Dormi – conseil d’hébergement pour Tokyo

Nous ne sommes pas de grands utilisateurs d’Airbnb, mais pour Tokyo nous avons trouvé ce que nous cherchions sur cette plateforme. Notre appartement se trouvait à cinq minutes à pied de la station de métro Ushigome-yanagichō sur la ligne Oedo, avec des liaisons directes vers les stations de Shinjuku et Ueno. L’équipement comprenait une petite cuisine, une machine à laver (à retenir : la majorité des machines à laver au Japon fonctionnent uniquement avec de l’eau froide) et un routeur Wi-Fi portable que nous pouvions emporter à l’extérieur. Pour 6 nuits, nous avons payé 450 CHF, ce qui offre un excellent rapport qualité-prix.
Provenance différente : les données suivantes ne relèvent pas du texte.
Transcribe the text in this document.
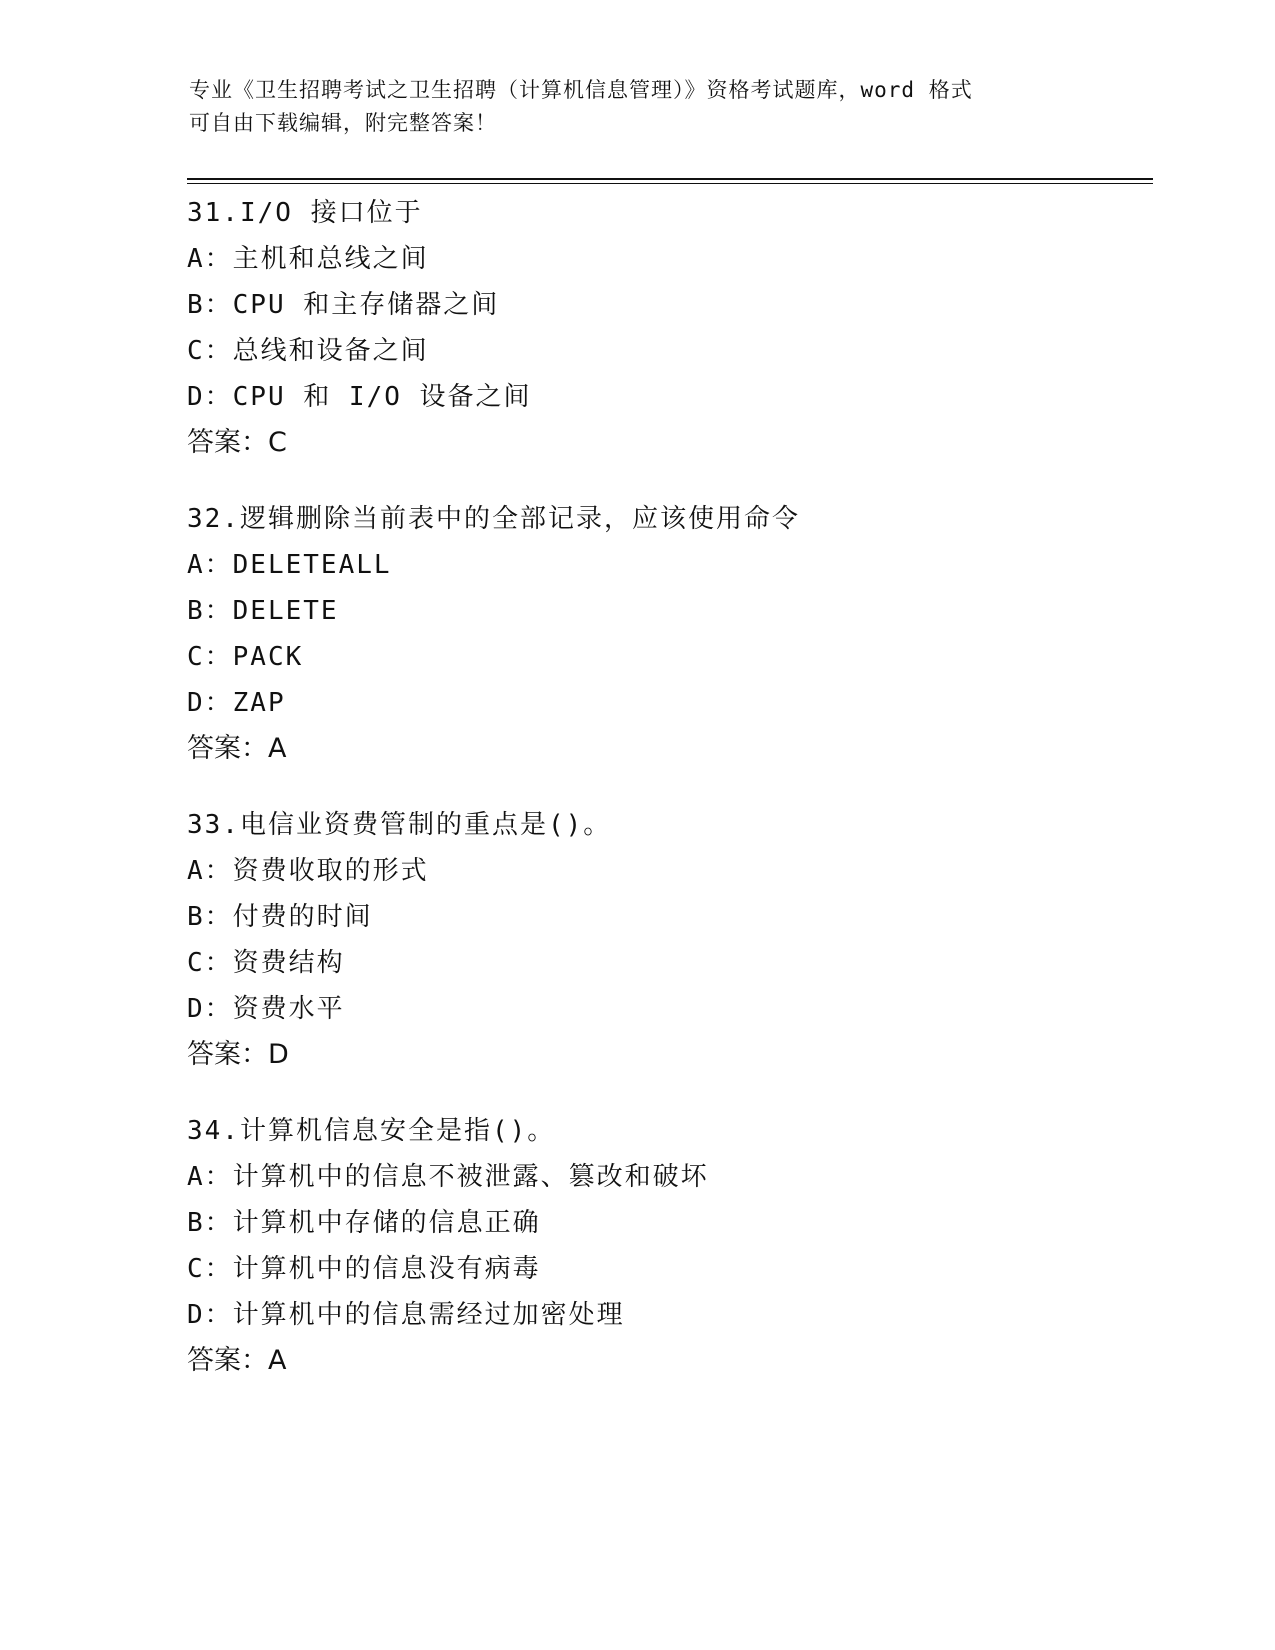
专业《卫生招聘考试之卫生招聘（计算机信息管理）》资格考试题库，word 格式
可自由下载编辑，附完整答案！
31.I/O 接口位于
A：主机和总线之间
B：CPU 和主存储器之间
C：总线和设备之间
D：CPU 和 I/O 设备之间
答案：C
32.逻辑删除当前表中的全部记录，应该使用命令
A：DELETEALL
B：DELETE
C：PACK
D：ZAP
答案：A
33.电信业资费管制的重点是()。
A：资费收取的形式
B：付费的时间
C：资费结构
D：资费水平
答案：D
34.计算机信息安全是指()。
A：计算机中的信息不被泄露、篡改和破坏
B：计算机中存储的信息正确
C：计算机中的信息没有病毒
D：计算机中的信息需经过加密处理
答案：A
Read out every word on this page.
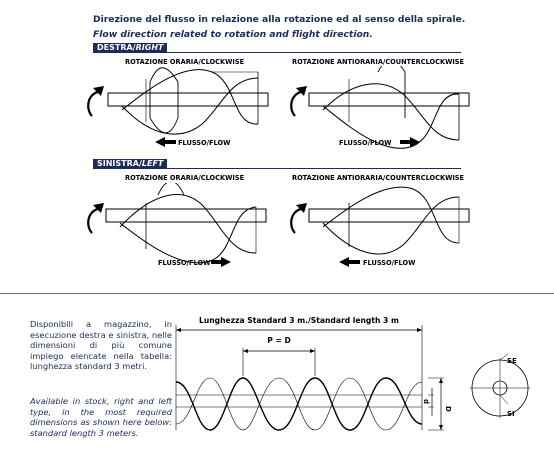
Direzione del flusso in relazione alla rotazione ed al senso della spirale.
Flow direction related to rotation and flight direction.
DESTRA/RIGHT
ROTAZIONE ORARIA/CLOCKWISE	ROTAZIONE ANTIORARIA/COUNTERCLOCKWISE
FLUSSO/FLOW	FLUSSO/FLOW
SINISTRA/LEFT
ROTAZIONE ORARIA/CLOCKWISE	ROTAZIONE ANTIORARIA/COUNTERCLOCKWISE
FLUSSO/FLOW	FLUSSO/FLOW
Disponibili a magazzino, in esecuzione destra e sinistra, nelle dimensioni di più comune impiego elencate nella tabella: lunghezza standard 3 metri.
Available in stock, right and left type, in the most required dimensions as shown here below: standard length 3 meters.
Lunghezza Standard 3 m./Standard length 3 m
P = D
D
d
SE
SI
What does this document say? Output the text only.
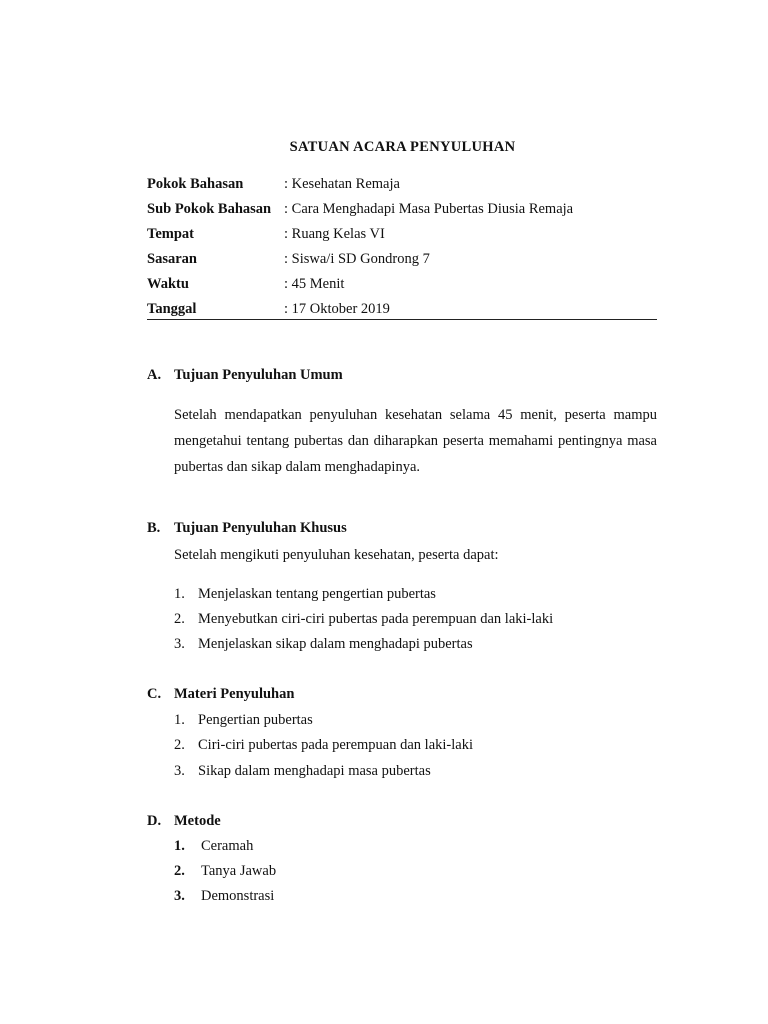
SATUAN ACARA PENYULUHAN
Pokok Bahasan	: Kesehatan Remaja
Sub Pokok Bahasan : Cara Menghadapi Masa Pubertas Diusia Remaja
Tempat	: Ruang Kelas VI
Sasaran	: Siswa/i SD Gondrong 7
Waktu	: 45 Menit
Tanggal	: 17 Oktober 2019
A. Tujuan Penyuluhan Umum
Setelah mendapatkan penyuluhan kesehatan selama 45 menit, peserta mampu mengetahui tentang pubertas dan diharapkan peserta memahami pentingnya masa pubertas dan sikap dalam menghadapinya.
B. Tujuan Penyuluhan Khusus
Setelah mengikuti penyuluhan kesehatan, peserta dapat:
1. Menjelaskan tentang pengertian pubertas
2. Menyebutkan ciri-ciri pubertas pada perempuan dan laki-laki
3. Menjelaskan sikap dalam menghadapi pubertas
C. Materi Penyuluhan
1. Pengertian pubertas
2. Ciri-ciri pubertas pada perempuan dan laki-laki
3. Sikap dalam menghadapi masa pubertas
D. Metode
1. Ceramah
2. Tanya Jawab
3. Demonstrasi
Pour nous, c’est le point de départ idéal pour découvrir Tokyo.

Mise à jour novembre 2019 : actuellement, cet appartement n’est malheureusement plus proposé sur Airbnb.

Vie de rue à Tokyo

Conseils pratiques et faits intéressants pour votre voyage à Tokyo

Transport – Trajets en métro à Tokyo

  • Le moyen le plus simple de payer les trajets en métro et en train de banlieue dans les villes japonaises est une carte à puce rechargeable (carte IC). Comme les lignes de train et de métro sont exploitées par différents prestataires, différentes cartes à puce sont également en circulation. Nous étions perdus au début parce que nous avions lu partout au sujet de la carte Suica, mais dans notre première station de métro seule la carte Pasmo était disponible. Vous payez une caution de 500 yens pour la carte, que vous récupérez lorsque vous la rendez. Désormais, cependant, vous ne pouvez rendre la carte Pasmo qu’aux stations de la ligne Keihin ou Keisei ou à l’aéroport de Narita ou de Haneda. La caution de la carte Suica est remboursée dans toutes les stations JR East de Tokyo. Les cartes Pasmo et Suica fonctionnent également dans d’autres villes (notamment Kyoto et Osaka) et sont valables 10 ans.
  • Un trajet en métro aller simple coûte entre 170 et 300 yens, selon l’itinéraire. Nous avons dépensé environ 1 000 yens par jour pour les trajets en métro. Sur le site de Tokyo Metro, vous trouverez de plus amples informations utiles sur la carte IC et les différentes options de billets.
  • Toutes les stations de métro sont numérotées. Il est utile de retenir les numéros (plutôt que les noms compliqués).
  • Dans les stations de métro, les directions de marche sont généralement indiquées au sol – le système entre circulation à gauche et à droite semble changer à volonté (du moins je n’ai pas encore compris le système – il en va de même pour les escalators).
  • Les Japonais sont généralement très disciplinés, même si j’avais l’impression que tout ne se déroule pas parfaitement en ligne selon le stéréotype aux heures de pointe et qu’on pousse parfois subtilement vers l’avant.

Manger à Tokyo

  • De nombreux restaurants ont un menu en anglais – nous n’avons eu aucun gros problème de communication nulle part.
  • Les restaurants sont souvent très petits et il y a donc une file d’attente. Certains restaurants ont une liste d’attente – si vous avez un doute, demandez simplement s’il y en a une.
  • Dans les restaurants coûteux, il est normal – et nécessaire – de réserver. Si vous ne séjournez pas dans un hôtel avec service de conciergerie, Pocket Concierge est l’alternative la plus pratique.

Informations générales

  • Préparez-vous au fait que vous devrez faire la queue souvent et longtemps.
  • Les horaires d’ouverture publiés sur Google Maps (pour les restaurants, parcs, attractions) ne coïncident pas toujours avec les horaires d’ouverture réels.
  • Tokyo est une ville sûre et les Japonais sont très serviables. Nous avons plusieurs fois vécu le fait de vérifier brièvement un itinéraire sur Google Maps et, à ce moment-là, d’être abordés par une personne souhaitant nous aider.